Voilà, c'est plus fort que moi, il faut toujours que je compare. Prenons un exemple, tiens, au hasard, puisqu'il faut faire une deuxième non-critique, Following Sean de Ralph Arlyck - qui sort, chose étonnante, demain. Je me suis promis d'écrire quelque chose d'intéressant et réfléchi sur ce film. Et bien que les promesses à soi-même soient les plus faciles à ne pas tenir (j'ai reçu une carte de ma bonne conscience, elle fait du trekking au Népal), celle-là j'avais envie de l'assurer.
Tout d'abord parce qu'il le mérite (j'y reviendrai) et ensuite parce que Tita a eu la gentillesse de nous le proposer en avant-première "comme si qu'on était des journalistes" alors je vais faire "comme si que". En différent.
En sortant de la salle, mon cerveau tentaient de faire péniblement tous les parallèles possibles et imaginables avec un autre film du même genre.
Ah oui, à cette étape du texte, il faut surement que je raconte l'histoire parce que je ne connais que trop bien la fainéantise inhérente à l'internaute moyen lorsqu'il s'agit de lire un dossier de presse.

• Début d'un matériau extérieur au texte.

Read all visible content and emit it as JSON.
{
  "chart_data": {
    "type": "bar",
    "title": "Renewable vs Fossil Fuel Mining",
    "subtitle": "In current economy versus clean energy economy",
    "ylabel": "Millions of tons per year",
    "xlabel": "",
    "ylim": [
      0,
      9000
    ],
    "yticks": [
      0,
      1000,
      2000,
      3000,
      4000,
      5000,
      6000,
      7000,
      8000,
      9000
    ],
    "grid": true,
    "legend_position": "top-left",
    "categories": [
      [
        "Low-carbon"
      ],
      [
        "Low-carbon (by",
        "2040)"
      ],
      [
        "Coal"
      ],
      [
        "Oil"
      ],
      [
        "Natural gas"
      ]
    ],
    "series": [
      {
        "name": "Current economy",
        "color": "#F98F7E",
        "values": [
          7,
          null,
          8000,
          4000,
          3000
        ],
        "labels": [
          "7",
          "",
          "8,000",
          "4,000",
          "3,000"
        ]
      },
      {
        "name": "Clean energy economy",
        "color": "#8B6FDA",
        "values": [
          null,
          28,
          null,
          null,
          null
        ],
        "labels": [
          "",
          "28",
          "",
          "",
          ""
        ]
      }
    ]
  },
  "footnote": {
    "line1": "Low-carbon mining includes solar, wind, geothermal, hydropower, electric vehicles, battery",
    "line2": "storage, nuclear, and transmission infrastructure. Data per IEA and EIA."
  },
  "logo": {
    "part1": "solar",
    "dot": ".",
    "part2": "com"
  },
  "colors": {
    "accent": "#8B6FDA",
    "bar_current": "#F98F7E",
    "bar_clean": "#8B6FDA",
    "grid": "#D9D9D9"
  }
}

Dans les années 70, Arlyck est étudiant en cinéma à San Francisco. Pour un de ses cours, il réalise un petit film (autrement appelé "court métrage" mais ça fait une répétition, et je n'aime pas trop cela, voyez-vous) sur Sean, le fils de 4 ans de ses voisins hippys et communistes.
Le court (et merde) remporte son petit succès à l'époque, jusqu'à faire son petit scandale parce qu'un môme racontant que les petits flics le saoulent à débarquer tout le temps dans son p'tit chez lui ou encore qu'il fume des petites herbes, ça ne passe pas bien auprès de tout son petit monde.
Trente ans après, le grand Ralph retrouve le grand Sean et en fait un grand docu. (Et je résume comme ça si je veux.)
Mais voilà, moi, il y a un an, j'ai vu Tarnation de Jonathan Caouette et alors que les deux films sont opposés en bien des points, je n'arrive pas à ne pas tenter d'en relier entre eux. Et je fais ça tout le temps. Vous allez voir que la prochaine fois que je donnerai mon avis sur quelque chose, ce sera pareil. (Oui j'ai plein de trucs écrits à l'avance en ce moment, et alors ?)
Dans Tarnation (puisqu'on y est...) Caouette (la trentaine passée) se filme depuis l'âge de 11 ans. Et là où il n'en a fait qu'un film du genre autiste, Arlyck s'est davantage penché sur les choses qui ont fait l'univers de Sean et le sien. Là, n'importe quel individu sensé serait en droit de me dire que les deux films n'ont vraiment pas grand chose à voir et qu'entammer une cinquième paragraphe sur le sujet serait vraiment très malvenu.
Ah je vous avais prévenu, c'est un sacré problème chez moi. J'aime comparer. J'aime constater à quel point les choses ne se ressemblent pas. A quel point entre T1 et T2, les choses peuvent changer, à quel point elles peuvent rester éternellement semblables et prévisibles. (L'autre problème, juste après celui-là, c'est un tendance à la divagation, mais c'est un autre sujet.)
Et finalement, c'est là que tout tombe à point, puisque ces deux films tournent autour de ce constat d'évolution pas nécessairement prévisible mais toujours très compréhensible.
La force du film de Following Sean, c'est ça. Réussir à faire un docu sur des individus en les voyant évoluer avec leur époque. De jouer avec les images passées et présentes pendant deux heures pour fournir, pèle-mèle, un patchwork de personnalités, d'idées et d'histoires qui deviendra une vrai mosaïque dans le dernier quart d'heure. Et comme les archives de tonton Ralph ont vraiment une meilleure gueule que celles de Cacaouette qui jouait un peu dans le même thème autour de lui seul, le résultat final n'en est que plus réussi.
Dans les années à venir, je me dis que ce genre de films risque d'être de plus en plus fréquent. D'une certaine manière d'ailleurs, je crois que j'envie vraiment les générations futures. Bien sur, on va leur laisser un monde dans un triste état - pas nécessairement apocalyptique mais sombre à n'en pas douter. En revanche, elles recevront en héritage un sacré paquet d'images. En pratique, ils auront peut-être une société pourrie et sans valeur, mais grâce au patrimoine audiovisuel qu'on va leur lèguer, ils sauront pourquoi, et ça, c'est priceless.